Guest Review of Six Days of Awful Fighting by Arnold Blumberg

Guest Review of Six Days of Awful Fighting by Arnold Blumberg

We are pleased to print this independent guest review of Eric Wittenberg’s Six Days of Awful Fighting: Cavalry Operations on the Road to Cold Harbor by historian Arnold Blumberg, author of When Washington Burned: A Pictorial History of the War of 1812 (Casemate Publications, 2012).

SIX DAYS OF AWFUL FIGHTING: CAVALRY OPERATIONS ON THE ROAD TO COLD HARBOR By Eric J. Wittenberg (Fox Run Publishing, 2020). Reviewed by Arnold Blumberg.

As noted by Civil War writer and historian David A. Powell in his Forward to “Six Days of Awful Fighting”, “The literature of our Civil War remains heavily focused on tactical narratives describing the big battles…It is a quirk of the genre that campaign narratives are much rarer. Thanks to that quirk, the cavalry’s role in those operations has suffered from a degree of relative neglect…”

Most of the volumes written dealing with the Blue and the Gray cavalry forces during the American Civil War highlight those mounted branches’ daring raids, scouts, long exhausting marches, and sharp melees carried-out on horseback or dismounted. Fortunately, for the sake of having the full story of what the cavalry achieved and accomplished during the third year of the Civil War in Northern Virginia, Eric Wittenberg’s latest book brings to light the not insignificant role opposing horse soldiers contributed to the “big picture” of army size military operations.

The author of 24 books to date on the American Civil War, Wittenberg, an attorney residing in Columbus, Ohio, is one of the most prolific writers on the subject today. The core of his contribution to the better understanding of America’s self-inflicted internal conflict are his 18 works on cavalry actions-big and small-which detail the leaders and organization of the Federal and Confederate mounted arms, for the most part in the Eastern Theater. Chapters One, and Three do this in “Six Days of Awful Fighting”, while Chapters Four, Five, Six, Eight, Nine, and Eleven do a masterful job of detailing battle tactics and combat. “Six Days of Awful Fighting” continues Wittenberg’s quest to relate the full story of the cavalry’s vital, if overlooked, role in the American Civil War in Northern Virginia.

Divided into twelve chapters, a conclusion, and epilogue, and seven orders of battle (one for each cavalry fight engaged in during the time frame covered by the book) the study also is graced with 25 very well-done maps covering general movements as well as individual battles participated in by the contending parties. Seventy-two images, the vast majority being of Union and Confederate cavalry commanders, are also included in the book. Another rather delightful aspect of the book is that endnotes are placed at the bottom of the page which makes for easy and quick reference from the text.   

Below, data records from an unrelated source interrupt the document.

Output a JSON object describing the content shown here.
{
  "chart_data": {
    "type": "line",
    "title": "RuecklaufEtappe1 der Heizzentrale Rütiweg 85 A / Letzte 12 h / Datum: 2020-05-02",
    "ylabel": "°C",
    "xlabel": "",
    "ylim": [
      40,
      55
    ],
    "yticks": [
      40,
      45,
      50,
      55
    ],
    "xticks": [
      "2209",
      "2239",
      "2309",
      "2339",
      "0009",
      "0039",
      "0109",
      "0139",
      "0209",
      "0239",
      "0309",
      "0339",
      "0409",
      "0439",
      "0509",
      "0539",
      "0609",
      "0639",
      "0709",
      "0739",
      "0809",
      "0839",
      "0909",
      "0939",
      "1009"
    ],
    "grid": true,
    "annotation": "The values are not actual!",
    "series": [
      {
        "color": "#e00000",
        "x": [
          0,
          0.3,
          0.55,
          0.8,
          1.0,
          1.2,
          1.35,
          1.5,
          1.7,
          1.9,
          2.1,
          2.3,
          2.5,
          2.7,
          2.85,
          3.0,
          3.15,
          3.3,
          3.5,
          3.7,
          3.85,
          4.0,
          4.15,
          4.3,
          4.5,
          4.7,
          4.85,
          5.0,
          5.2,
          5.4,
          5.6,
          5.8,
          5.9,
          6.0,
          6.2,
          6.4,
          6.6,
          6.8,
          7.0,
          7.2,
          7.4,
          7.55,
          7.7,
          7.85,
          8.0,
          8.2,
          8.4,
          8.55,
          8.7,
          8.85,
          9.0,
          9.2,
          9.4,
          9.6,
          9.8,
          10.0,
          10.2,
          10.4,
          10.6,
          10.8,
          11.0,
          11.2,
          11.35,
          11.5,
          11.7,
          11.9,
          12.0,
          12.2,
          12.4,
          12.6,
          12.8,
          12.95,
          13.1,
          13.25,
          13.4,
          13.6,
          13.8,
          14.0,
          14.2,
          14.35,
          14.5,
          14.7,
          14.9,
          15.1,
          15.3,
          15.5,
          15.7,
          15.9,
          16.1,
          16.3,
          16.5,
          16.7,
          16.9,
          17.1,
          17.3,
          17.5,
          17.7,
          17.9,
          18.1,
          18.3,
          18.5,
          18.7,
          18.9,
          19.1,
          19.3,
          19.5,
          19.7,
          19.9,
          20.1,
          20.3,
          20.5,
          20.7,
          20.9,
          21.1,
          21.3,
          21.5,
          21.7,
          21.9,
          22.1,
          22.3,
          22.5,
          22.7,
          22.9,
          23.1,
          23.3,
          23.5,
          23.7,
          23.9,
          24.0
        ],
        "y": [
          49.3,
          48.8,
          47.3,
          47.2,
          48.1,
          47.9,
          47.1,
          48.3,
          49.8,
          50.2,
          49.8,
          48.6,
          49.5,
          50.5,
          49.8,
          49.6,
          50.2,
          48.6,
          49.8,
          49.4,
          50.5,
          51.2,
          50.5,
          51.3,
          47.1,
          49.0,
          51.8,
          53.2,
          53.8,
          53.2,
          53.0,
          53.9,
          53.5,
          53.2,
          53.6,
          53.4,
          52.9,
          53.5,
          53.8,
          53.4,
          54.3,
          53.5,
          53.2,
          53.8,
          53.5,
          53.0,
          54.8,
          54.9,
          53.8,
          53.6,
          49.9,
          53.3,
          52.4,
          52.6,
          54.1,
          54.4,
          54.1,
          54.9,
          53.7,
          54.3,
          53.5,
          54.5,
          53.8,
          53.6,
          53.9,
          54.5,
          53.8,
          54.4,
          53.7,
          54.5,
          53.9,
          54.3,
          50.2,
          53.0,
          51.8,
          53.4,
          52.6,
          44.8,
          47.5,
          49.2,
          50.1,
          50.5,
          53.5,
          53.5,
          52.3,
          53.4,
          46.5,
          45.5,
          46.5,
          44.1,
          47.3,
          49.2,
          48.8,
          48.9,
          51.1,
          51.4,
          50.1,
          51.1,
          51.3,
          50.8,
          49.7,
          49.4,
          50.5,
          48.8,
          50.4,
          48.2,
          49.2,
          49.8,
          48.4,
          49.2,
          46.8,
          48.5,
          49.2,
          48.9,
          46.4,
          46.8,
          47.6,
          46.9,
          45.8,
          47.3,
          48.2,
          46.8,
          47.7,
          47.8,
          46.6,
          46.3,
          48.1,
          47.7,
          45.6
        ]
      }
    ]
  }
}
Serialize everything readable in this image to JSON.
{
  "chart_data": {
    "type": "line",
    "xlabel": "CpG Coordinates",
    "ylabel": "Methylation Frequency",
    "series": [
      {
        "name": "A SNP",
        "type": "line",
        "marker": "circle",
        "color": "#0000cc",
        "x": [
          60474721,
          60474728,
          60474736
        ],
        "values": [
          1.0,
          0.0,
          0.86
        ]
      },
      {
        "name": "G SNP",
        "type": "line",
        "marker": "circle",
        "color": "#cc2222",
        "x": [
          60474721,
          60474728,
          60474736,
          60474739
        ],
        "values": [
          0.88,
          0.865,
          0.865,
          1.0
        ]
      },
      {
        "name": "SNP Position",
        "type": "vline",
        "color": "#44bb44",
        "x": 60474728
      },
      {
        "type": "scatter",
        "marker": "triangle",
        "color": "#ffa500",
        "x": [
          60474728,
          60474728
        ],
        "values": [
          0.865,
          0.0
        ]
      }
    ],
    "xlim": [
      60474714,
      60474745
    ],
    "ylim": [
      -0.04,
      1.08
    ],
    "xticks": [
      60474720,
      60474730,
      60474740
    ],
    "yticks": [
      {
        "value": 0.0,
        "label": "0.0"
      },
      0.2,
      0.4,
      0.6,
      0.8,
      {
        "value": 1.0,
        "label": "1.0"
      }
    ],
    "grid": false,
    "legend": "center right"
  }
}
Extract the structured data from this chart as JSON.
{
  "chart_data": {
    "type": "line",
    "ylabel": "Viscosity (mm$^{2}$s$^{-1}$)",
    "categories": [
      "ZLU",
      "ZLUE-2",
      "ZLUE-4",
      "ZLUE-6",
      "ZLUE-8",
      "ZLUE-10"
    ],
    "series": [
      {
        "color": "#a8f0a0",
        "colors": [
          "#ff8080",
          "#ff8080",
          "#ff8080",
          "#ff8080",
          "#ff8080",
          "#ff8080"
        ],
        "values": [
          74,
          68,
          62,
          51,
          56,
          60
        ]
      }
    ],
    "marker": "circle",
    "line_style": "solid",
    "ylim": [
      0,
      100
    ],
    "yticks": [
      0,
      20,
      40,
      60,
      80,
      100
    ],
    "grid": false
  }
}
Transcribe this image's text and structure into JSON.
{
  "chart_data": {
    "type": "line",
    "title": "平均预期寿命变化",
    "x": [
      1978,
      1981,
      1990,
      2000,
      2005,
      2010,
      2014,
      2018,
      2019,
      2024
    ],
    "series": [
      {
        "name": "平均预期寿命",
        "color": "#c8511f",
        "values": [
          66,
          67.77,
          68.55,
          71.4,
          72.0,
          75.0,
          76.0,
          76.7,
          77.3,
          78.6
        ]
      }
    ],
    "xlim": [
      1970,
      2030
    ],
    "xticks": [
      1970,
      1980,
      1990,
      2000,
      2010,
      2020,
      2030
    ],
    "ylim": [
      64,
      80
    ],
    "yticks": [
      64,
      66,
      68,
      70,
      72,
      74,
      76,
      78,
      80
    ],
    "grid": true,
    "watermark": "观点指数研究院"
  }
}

As with his other works, Wittenberg has used many standard sources to relate his story. More importantly, he has uncovered and presented scores of primary materials to enhance the descriptions of sabre, pistol and carbine combat, and how the cavalry’s activities impacted the movements and decisions of the larger land campaign in The Old Dominion during the summer of 1864. As a result, I believe the reader will discover more about cavalry tactics than he ever expected.

What also impresses this reviewer is the smooth and clear prose the author employs to seamlessly weave the tale of the cavalry movements and engagements, whether they be large ones such as Hawes Shop or the myriad skirmishes which flared-up between the contending Union and Rebel cavaliers during the last week prior to the bloodbath known as the Battle of Cold Harbor.

Kudos to Mr. Wittenberg for his latest effort and how it convincingly advances the narrative of the valuable accomplishments and fighting spirit and grit of the Northern and Southern cavalry forces in the opening stages of Grant’s Overland Campaign of 1864. I enthusiastically recommend this book.


Arnold Blumberg, an attorney living in Baltimore, Maryland is the author of “When Washington Burned: A Pictorial History of the War of 1812 (Casemate Publications, 2012). He contributed seven cavalry related articles to Heidler’s and Heidler’s Encyclopedia of the American Civil War (ABC-CLIO, Inc, 2000). The author of numerous articles printed in both domestic and foreign military history magazines, he has written on a wide range of military topics including American Civil War cavalry.